As an EM, you want to be the family doctor. This helps you avoid having to be the paramedic more often than not.

This type of work includes but isn’t limited to tasks such as:

  • Tracking performance
  • Providing feedback
  • And coaching

Again, your engineers may not always like this (they may even hate it sometimes), but it will make them better. This is essential for completing work on time and at the expected quality level (or above). But this is also essential because it demonstrates your interest in their growth and shows them you have their back.
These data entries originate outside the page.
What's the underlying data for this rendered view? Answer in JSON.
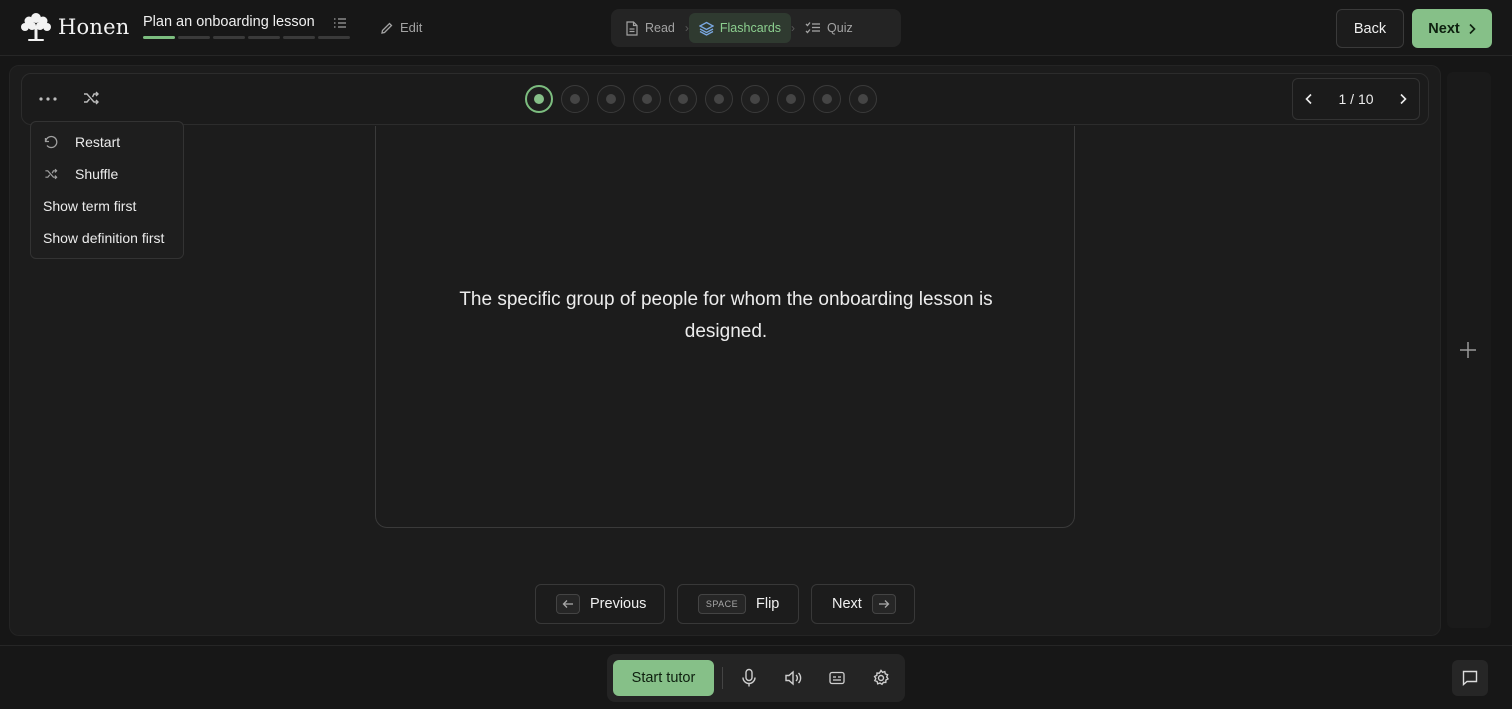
{
  "brand": {
    "name": "Honen"
  },
  "lesson": {
    "title": "Plan an onboarding lesson",
    "segments_total": 6,
    "segments_done": 1
  },
  "header": {
    "edit_label": "Edit",
    "modes": [
      {
        "label": "Read",
        "icon": "document-icon",
        "active": false
      },
      {
        "label": "Flashcards",
        "icon": "layers-icon",
        "active": true
      },
      {
        "label": "Quiz",
        "icon": "checklist-icon",
        "active": false
      }
    ],
    "back_label": "Back",
    "next_label": "Next"
  },
  "flashcards": {
    "current": 1,
    "total": 10,
    "counter": "1 / 10",
    "card_text": "The specific group of people for whom the onboarding lesson is designed."
  },
  "options_menu": {
    "items": [
      {
        "label": "Restart",
        "icon": "restart-icon"
      },
      {
        "label": "Shuffle",
        "icon": "shuffle-icon"
      },
      {
        "label": "Show term first",
        "icon": ""
      },
      {
        "label": "Show definition first",
        "icon": ""
      }
    ]
  },
  "controls": {
    "previous_label": "Previous",
    "flip_key": "SPACE",
    "flip_label": "Flip",
    "next_label": "Next"
  },
  "tutor": {
    "start_label": "Start tutor"
  },
  "colors": {
    "accent": "#86c088",
    "background": "#161616",
    "panel": "#1c1c1c"
  }
}
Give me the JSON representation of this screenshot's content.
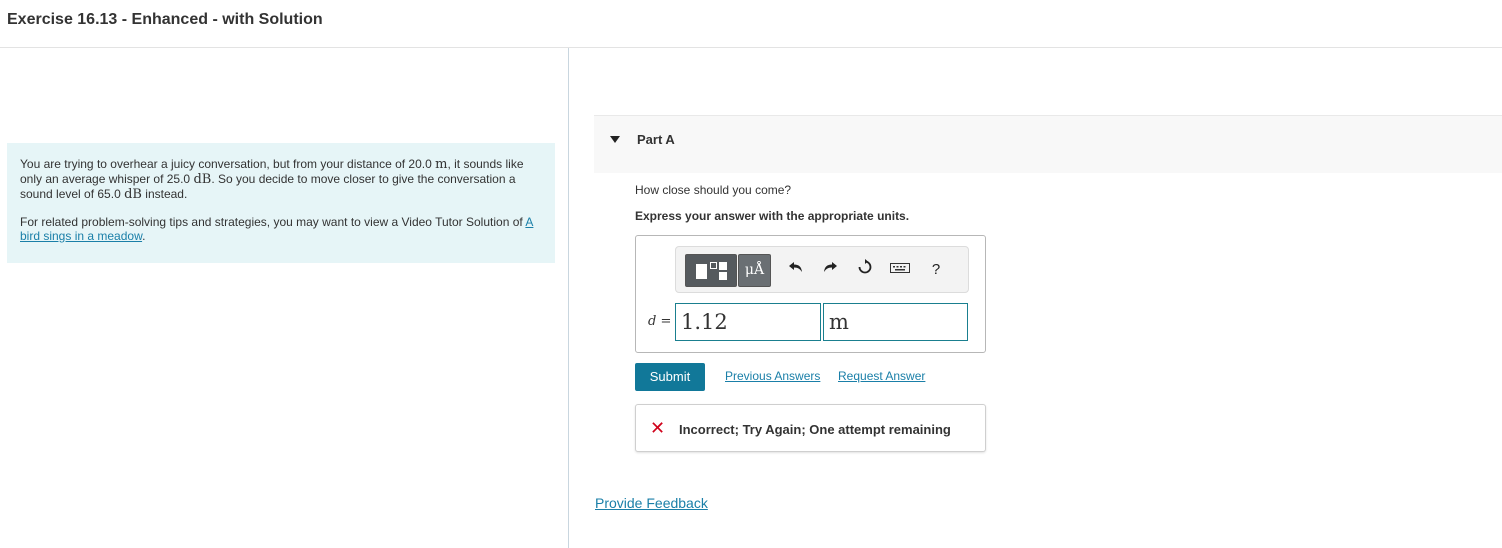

Additionally, it provides you with a better understanding of which engineers are skilled with which types of work. This knowledge allows you to match them with tasks they enjoy or find meaningful. Morale goes up, as does productivity. Plus, people don’t quit because they hate their job.

You’ll know when someone needs support or when you need to let someone go as well, and you’ll be able to make those decisions faster. It’s never enjoyable, but you’ll free up space for new prospects.

Keep projects running smoothly

You are the advisor

Project managers (PMs) focus on the project, while engineering managers focus on the people.

However, as an EM, you are an essential, although indirect, part of the project management team.

Consider how many different projects you’ve worked on as an engineer. Now, consider why your EM recommended you for them. PMs either didn’t know your skillset at all or not as well as your EM.

Additionally, PMs know little to nothing about the technical details. It’s your job to advise them about what went wrong and why, including whether or not your engineer is at fault.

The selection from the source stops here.